La paranoia en ambas direcciones se apoderó de la ciencia ficción y sus alienígenas. En 1951, el cine adaptó el relato corto Farewell to the Master de Harry Bates, que había sido publicado en 1940, aunque la película añadía un mensaje contra la proliferación nuclear y sobre todo describía una galaxia cuyos habitantes estaban preocupados por el carácter agresivo de la raza humana. En el sentido opuesto, y también en 1951, Robert A. Heinlein publicó The Puppet Masters («Amos de títeres»), novela que popularizó el concepto de «invasión silenciosa». Los nuevos invasores extraterrestres ya no declaraban una guerra abierta, sino que actuaban como parásitos controladores de la voluntad. Disfrazados, simulando ser como nosotros, aguardaban la ocasión de hacerse con los resortes del poder. Poco después, Jack Finney escribió The Body Snatchers, que iba en la misma línea y cuya adaptación cinematográfica (y otras películas que se estrenaron poco después) conseguirían grabar este concepto del invasor silencioso en las retinas del público. Las sucesivas «generaciones» de extraterrestres, con todo, no sustituían a las anteriores. En la ficción había sitio para todas ellas, como probaba el repetido impacto de La guerra de los mundos: triunfal en 1898 y polémica en 1938, fue adaptada de nuevo —esta vez a la pantalla— en 1953.
En la vida real, la paranoia anticomunista degeneró en el auge del senador Joseph McCarthy. Sus excesos resultaron contraproducentes porque, hacia finales de los cincuenta, la opinión pública estadounidense empezó a resentirse con el recorte de libertades, sobre todo la libertad de expresión. El desencanto público fue agudizado en los sesenta con los magnicidios, la guerra del Vietnam y las tensiones raciales. Los estadounidenses de a pie seguían sin querer que la Unión Soviética dominase el mundo, pero ahora eran mucho más conscientes de los fallos de su propio sistema. Los ciudadanos soviéticos ya no eran vistos como extraños amenazantes, sino como personas normales, víctimas de las imperfecciones de su propio gobierno. Incluso el cine empezó a humanizarlos, baste ver en la comedia de 1966 The Russians Are Coming, the Russians Are Coming («¡Que vienen los rusos!»), donde se narraba la llegada de un submarino soviético a la costa estadounidense, incluyendo la tierna historia de amor, impensable en Hollywood diez años atrás, entre una jovencita americana y un soldado ruso.

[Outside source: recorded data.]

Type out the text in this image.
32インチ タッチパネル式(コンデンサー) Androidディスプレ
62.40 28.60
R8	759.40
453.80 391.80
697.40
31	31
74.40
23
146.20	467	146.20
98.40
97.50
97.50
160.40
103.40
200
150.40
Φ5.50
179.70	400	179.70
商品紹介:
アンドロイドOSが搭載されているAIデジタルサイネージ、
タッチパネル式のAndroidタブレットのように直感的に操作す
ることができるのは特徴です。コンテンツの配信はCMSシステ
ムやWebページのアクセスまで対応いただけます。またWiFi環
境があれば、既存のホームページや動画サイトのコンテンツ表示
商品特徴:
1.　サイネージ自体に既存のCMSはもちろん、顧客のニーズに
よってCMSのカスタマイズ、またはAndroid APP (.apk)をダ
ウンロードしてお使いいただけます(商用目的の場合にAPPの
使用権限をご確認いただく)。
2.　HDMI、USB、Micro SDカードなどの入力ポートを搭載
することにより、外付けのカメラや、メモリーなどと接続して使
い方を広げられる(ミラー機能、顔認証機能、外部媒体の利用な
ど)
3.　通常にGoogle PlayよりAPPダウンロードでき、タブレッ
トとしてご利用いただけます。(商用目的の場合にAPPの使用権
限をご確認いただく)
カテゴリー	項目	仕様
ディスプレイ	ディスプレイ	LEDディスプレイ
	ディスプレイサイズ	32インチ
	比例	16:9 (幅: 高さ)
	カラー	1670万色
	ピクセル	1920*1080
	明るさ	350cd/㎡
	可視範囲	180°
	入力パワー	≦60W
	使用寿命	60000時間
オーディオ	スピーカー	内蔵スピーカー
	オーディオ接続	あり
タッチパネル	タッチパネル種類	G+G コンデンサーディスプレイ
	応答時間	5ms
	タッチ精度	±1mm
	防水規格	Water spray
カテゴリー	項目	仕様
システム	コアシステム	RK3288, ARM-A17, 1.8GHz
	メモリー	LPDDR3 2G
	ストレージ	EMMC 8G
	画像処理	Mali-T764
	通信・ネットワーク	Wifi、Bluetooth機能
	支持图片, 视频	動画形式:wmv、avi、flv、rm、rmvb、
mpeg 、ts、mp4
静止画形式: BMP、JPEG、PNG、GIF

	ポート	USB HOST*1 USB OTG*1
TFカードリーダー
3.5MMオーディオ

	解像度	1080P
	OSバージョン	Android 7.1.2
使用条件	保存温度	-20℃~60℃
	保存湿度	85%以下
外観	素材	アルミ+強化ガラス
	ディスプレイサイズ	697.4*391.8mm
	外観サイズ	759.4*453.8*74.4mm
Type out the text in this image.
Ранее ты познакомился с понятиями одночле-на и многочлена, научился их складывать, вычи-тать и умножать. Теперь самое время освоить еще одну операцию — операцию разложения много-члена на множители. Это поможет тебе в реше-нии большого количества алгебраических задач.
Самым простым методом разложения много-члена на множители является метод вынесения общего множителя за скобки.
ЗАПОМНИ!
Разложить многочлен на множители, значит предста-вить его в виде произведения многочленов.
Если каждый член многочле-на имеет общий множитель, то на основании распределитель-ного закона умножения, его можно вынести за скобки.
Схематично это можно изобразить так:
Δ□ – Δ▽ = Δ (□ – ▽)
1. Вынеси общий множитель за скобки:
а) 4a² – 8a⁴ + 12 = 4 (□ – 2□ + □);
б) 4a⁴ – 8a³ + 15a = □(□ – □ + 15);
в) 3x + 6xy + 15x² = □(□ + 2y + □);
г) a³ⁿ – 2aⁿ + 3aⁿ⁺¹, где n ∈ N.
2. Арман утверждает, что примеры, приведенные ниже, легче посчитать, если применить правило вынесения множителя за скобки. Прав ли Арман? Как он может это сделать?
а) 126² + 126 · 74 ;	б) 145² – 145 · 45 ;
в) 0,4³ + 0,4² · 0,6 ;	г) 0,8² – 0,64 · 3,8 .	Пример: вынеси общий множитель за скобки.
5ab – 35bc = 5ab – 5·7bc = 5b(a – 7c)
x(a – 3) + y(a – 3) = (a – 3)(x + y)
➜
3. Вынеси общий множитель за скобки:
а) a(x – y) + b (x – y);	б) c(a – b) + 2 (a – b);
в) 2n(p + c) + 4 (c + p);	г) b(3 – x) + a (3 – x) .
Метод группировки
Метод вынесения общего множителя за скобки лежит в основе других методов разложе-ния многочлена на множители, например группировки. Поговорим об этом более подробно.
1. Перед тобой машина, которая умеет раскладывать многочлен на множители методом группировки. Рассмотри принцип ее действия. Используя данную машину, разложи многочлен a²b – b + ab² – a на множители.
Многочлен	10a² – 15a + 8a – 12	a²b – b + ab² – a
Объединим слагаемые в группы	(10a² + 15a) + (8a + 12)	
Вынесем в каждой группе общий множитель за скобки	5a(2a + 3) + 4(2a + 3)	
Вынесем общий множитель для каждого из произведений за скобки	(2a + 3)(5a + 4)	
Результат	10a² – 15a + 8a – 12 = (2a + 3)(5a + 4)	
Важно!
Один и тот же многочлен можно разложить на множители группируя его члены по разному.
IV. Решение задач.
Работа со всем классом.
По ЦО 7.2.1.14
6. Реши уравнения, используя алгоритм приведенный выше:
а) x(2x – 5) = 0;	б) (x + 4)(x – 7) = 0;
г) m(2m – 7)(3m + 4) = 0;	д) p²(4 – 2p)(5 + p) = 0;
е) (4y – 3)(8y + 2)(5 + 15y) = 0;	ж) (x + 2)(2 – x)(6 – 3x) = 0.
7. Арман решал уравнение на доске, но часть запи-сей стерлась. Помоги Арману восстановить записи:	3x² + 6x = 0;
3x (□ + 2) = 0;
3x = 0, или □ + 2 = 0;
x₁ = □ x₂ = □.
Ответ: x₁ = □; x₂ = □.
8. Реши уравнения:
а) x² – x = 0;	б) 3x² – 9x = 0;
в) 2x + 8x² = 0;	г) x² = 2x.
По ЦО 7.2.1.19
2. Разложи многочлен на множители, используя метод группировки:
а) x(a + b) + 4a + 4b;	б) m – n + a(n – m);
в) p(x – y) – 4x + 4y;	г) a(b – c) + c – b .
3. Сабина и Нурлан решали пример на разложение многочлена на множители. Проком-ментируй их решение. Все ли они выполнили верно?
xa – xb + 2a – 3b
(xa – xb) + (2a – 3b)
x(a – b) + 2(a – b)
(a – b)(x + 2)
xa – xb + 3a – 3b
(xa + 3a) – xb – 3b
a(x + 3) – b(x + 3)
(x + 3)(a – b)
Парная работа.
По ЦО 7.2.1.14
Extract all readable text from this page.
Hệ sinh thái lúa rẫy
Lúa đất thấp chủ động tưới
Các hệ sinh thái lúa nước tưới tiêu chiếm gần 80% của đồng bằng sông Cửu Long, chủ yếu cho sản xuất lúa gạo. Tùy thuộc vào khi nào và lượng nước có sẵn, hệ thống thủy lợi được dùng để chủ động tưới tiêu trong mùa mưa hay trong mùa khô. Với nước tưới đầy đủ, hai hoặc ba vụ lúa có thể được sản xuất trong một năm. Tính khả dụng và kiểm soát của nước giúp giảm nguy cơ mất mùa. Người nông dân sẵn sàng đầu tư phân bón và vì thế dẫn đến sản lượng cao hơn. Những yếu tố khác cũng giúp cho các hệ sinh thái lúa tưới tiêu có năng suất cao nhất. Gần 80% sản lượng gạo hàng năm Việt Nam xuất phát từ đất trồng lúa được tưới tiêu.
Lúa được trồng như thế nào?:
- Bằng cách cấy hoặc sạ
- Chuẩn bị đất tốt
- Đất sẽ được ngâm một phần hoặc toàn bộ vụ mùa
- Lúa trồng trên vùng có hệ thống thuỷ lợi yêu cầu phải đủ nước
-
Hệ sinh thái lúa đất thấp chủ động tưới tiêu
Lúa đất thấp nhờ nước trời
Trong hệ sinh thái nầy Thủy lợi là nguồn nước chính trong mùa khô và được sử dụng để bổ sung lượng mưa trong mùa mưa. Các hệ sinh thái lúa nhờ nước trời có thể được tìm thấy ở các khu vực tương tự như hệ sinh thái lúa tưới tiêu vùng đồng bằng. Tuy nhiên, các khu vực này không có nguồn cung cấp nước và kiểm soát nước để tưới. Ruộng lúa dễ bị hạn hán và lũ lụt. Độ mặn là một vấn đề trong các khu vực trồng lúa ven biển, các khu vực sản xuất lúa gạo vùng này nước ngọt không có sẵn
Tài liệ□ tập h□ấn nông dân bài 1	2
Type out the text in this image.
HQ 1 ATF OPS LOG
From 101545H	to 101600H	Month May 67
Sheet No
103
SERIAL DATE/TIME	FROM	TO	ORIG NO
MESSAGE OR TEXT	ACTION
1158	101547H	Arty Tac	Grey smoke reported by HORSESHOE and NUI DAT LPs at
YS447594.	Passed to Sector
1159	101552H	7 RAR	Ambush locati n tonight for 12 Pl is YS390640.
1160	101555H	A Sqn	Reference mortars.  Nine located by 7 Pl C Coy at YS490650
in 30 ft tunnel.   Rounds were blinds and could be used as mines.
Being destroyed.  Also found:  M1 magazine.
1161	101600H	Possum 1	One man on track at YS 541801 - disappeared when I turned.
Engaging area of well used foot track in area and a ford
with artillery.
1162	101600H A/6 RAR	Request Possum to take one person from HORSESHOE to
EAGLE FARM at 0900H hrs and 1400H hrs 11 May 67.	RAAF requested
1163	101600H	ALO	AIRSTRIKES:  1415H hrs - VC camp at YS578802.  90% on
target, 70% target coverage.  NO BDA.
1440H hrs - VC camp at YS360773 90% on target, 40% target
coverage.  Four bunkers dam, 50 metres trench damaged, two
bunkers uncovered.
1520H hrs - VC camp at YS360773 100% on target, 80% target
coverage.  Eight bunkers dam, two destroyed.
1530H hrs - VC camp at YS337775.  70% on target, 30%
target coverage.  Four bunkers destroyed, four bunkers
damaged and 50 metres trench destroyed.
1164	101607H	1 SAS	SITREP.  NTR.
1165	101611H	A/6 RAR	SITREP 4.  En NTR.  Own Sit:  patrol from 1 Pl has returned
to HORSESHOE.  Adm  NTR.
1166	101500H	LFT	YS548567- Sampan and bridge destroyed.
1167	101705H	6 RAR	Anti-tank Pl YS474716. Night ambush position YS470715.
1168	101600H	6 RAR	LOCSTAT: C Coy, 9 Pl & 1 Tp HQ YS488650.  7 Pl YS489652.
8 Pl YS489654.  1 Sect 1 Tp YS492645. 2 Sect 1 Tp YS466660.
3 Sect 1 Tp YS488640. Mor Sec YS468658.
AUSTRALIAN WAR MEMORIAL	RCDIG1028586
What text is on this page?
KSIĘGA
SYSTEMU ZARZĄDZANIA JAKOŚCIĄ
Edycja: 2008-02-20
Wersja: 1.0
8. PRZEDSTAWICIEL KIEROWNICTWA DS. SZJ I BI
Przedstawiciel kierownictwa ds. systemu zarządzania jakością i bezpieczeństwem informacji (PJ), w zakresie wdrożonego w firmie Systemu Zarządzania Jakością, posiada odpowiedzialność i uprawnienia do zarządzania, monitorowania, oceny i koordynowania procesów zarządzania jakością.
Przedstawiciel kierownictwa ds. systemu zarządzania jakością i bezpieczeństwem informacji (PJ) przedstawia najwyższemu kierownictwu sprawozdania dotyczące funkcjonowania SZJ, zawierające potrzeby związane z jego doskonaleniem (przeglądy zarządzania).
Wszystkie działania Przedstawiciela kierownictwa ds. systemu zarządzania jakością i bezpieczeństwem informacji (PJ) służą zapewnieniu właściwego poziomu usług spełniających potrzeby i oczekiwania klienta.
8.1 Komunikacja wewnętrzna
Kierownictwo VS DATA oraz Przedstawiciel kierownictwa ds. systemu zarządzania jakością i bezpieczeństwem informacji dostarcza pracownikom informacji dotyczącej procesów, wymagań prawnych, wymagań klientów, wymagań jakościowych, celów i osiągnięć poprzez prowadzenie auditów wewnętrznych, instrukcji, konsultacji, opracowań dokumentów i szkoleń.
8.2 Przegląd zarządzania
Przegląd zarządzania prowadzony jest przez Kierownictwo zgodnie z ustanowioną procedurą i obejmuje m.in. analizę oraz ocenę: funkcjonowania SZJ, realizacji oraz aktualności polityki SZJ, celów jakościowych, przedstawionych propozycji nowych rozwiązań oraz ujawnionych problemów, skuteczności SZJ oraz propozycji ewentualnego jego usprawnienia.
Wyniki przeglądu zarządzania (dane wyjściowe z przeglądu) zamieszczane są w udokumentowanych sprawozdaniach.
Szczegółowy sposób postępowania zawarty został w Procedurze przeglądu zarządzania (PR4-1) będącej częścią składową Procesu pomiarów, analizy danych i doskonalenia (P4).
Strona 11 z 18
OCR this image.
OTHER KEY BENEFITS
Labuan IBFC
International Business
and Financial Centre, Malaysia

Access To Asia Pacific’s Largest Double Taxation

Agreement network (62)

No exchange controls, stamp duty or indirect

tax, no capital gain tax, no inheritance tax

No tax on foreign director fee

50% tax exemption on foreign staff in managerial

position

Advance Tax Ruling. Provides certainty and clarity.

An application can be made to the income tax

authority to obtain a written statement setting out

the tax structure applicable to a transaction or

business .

Este nuevo sentimiento de simpatía por la condición humana del enemigo fue otra de las tendencias sociales que se contagió a la ciencia ficción. Se manifestaba, por ejemplo, en una serie como Star Trek, donde el enemigo no era humano, pero, con buena voluntad, quizá podía dejar de ser el enemigo. En cualquier caso, el desencanto generalizado no ya solo hacia la humanidad, sino hacia sus líderes, produjo el surgimiento de dos oleadas nuevas de alienígenas. O no tan nuevas, pues llevaban en vigor desde principios de los cincuenta. Por un lado estaban los guías cósmicos, última esperanza para una humanidad incapaz de manejarse por sí misma; eran, en última instancia, los sustitutos de la divinidad. Como los líderes humanos no eran modelos de conducta, solo cabía esperar que sí lo fuesen los habitantes de mundos más avanzados que el nuestro. El mejor ejemplo de este enfoque son las historias de Arthur C. Clarke, desde El fin de la infancia en los cincuenta hasta 2001: Una odisea del espacio en los sesenta, en las que una raza humana limitada en lo biológico y tecnológico es rescatada, aunque casi siempre a cambio de un precio (el coste de la madurez), por inteligencias superiores venidas del espacio. Por otra parte estaban los alienígenas como víctimas inocentes de la estupidez humana. Ya en 1950 Ray Bradbury había tratado este tema en la antología de relatos Crónicas Marcianas, una metáfora sobre el colonialismo. En 1963, la novela El hombre que cayó a la Tierra de Walter Tevis contaba las desventuras de un desdichado alienígena que tenía la mala suerte de elegir nuestro planeta para intentar salvar a los suyos, topándose con la cerrazón de los humanos y la imbecilidad supina de instituciones como el FBI y la CIA.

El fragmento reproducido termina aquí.